Picture yourself as a sports manager, assembling the best football team that would challenge the league title. Would you take on players from the fourth or fifth division?
No. You’d scout the league for the best of the best to ensure that your team has the greatest possible chance of winning trophies.
Why should creating a team for your business be any different? A rebel entrepreneur will pick the best candidates from their respective fields – the best salespeople, the best in finance, the best project managers, the best designers, programmers – and will pay for these best people to ensure a successful company.
A rebel entrepreneur may not have gone to Harvard or Stanford but that wont stop them from hiring people that did.

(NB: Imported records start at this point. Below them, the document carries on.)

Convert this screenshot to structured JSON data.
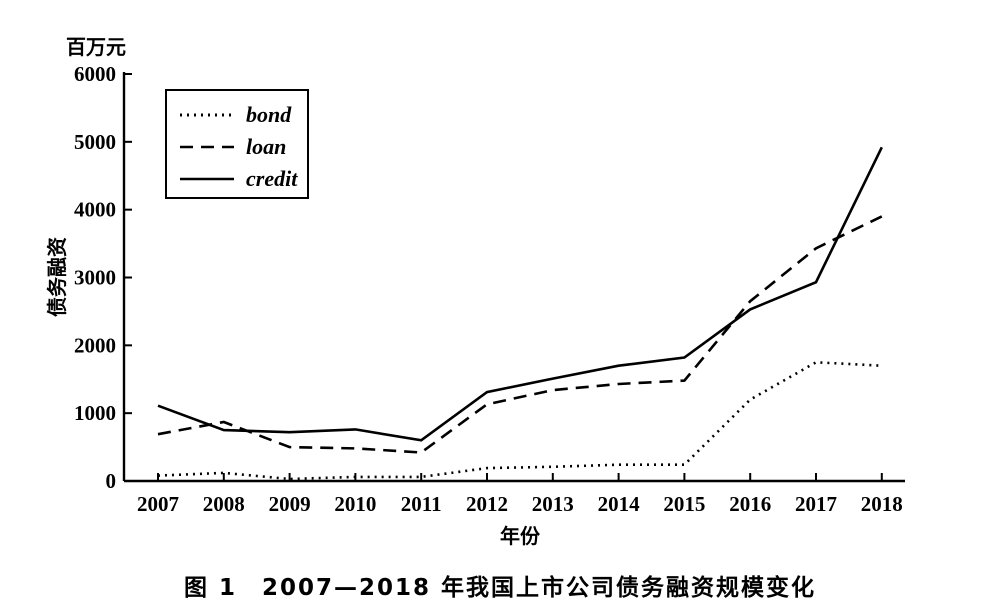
{
  "chart_data": {
    "type": "line",
    "unit_label": "百万元",
    "ylabel": "债务融资",
    "xlabel": "年份",
    "caption": "图 1　2007—2018 年我国上市公司债务融资规模变化",
    "x": [
      "2007",
      "2008",
      "2009",
      "2010",
      "2011",
      "2012",
      "2013",
      "2014",
      "2015",
      "2016",
      "2017",
      "2018"
    ],
    "ylim": [
      0,
      6000
    ],
    "yticks": [
      0,
      1000,
      2000,
      3000,
      4000,
      5000,
      6000
    ],
    "legend_position": "top-left",
    "grid": false,
    "series": [
      {
        "name": "bond",
        "style": "dotted",
        "values": [
          80,
          120,
          30,
          60,
          60,
          190,
          210,
          240,
          240,
          1200,
          1750,
          1700
        ]
      },
      {
        "name": "loan",
        "style": "dashed",
        "values": [
          690,
          870,
          500,
          480,
          420,
          1130,
          1340,
          1430,
          1480,
          2650,
          3430,
          3900
        ]
      },
      {
        "name": "credit",
        "style": "solid",
        "values": [
          1110,
          750,
          720,
          760,
          600,
          1310,
          1510,
          1700,
          1820,
          2530,
          2930,
          4920
        ]
      }
    ]
  }
}
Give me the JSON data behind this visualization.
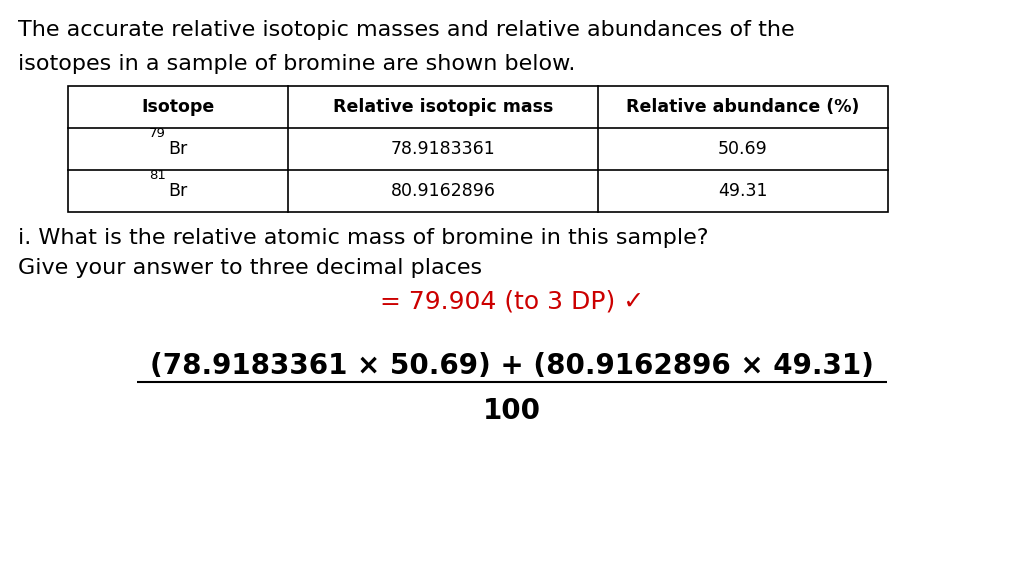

Creating a team doesn’t stop there. Would a football manager create a team comprised entirely of strikers? Or goalkeepers? Absolutely not.
Diversity in business is essential. Studies show that teams composed of men and women of different races, nationalities, sexual orientations and religions consistently outperform teams with less diverse workforces. In 2018, McKinsey ran a survey of over 366 companies across three continents and found that the firms that had diversity on their executive boards generated greater returns on equity as well as higher earnings on cash before interest than their less diverse counterparts.
A diverse team full of people of different ages, ethnicities, genders, cultures, religions and orientations brings a wealth of expertise to your business. This input will eradicate blind spots, ensuring that your product is developed for the diverse world in which we live.
Finally, the members of your team must gel well with one another. A brilliant striker is useless if he can’t pass the ball. When the right team comes together, their collective sum becomes infinitely more valuable than their individual parts.
Steve Jobs once said that for a business to succeed, you must surround yourself with dreamers, doers, believers and thinkers. The best team will be strong, diverse and collaborative. A great team can make one plus one equal three.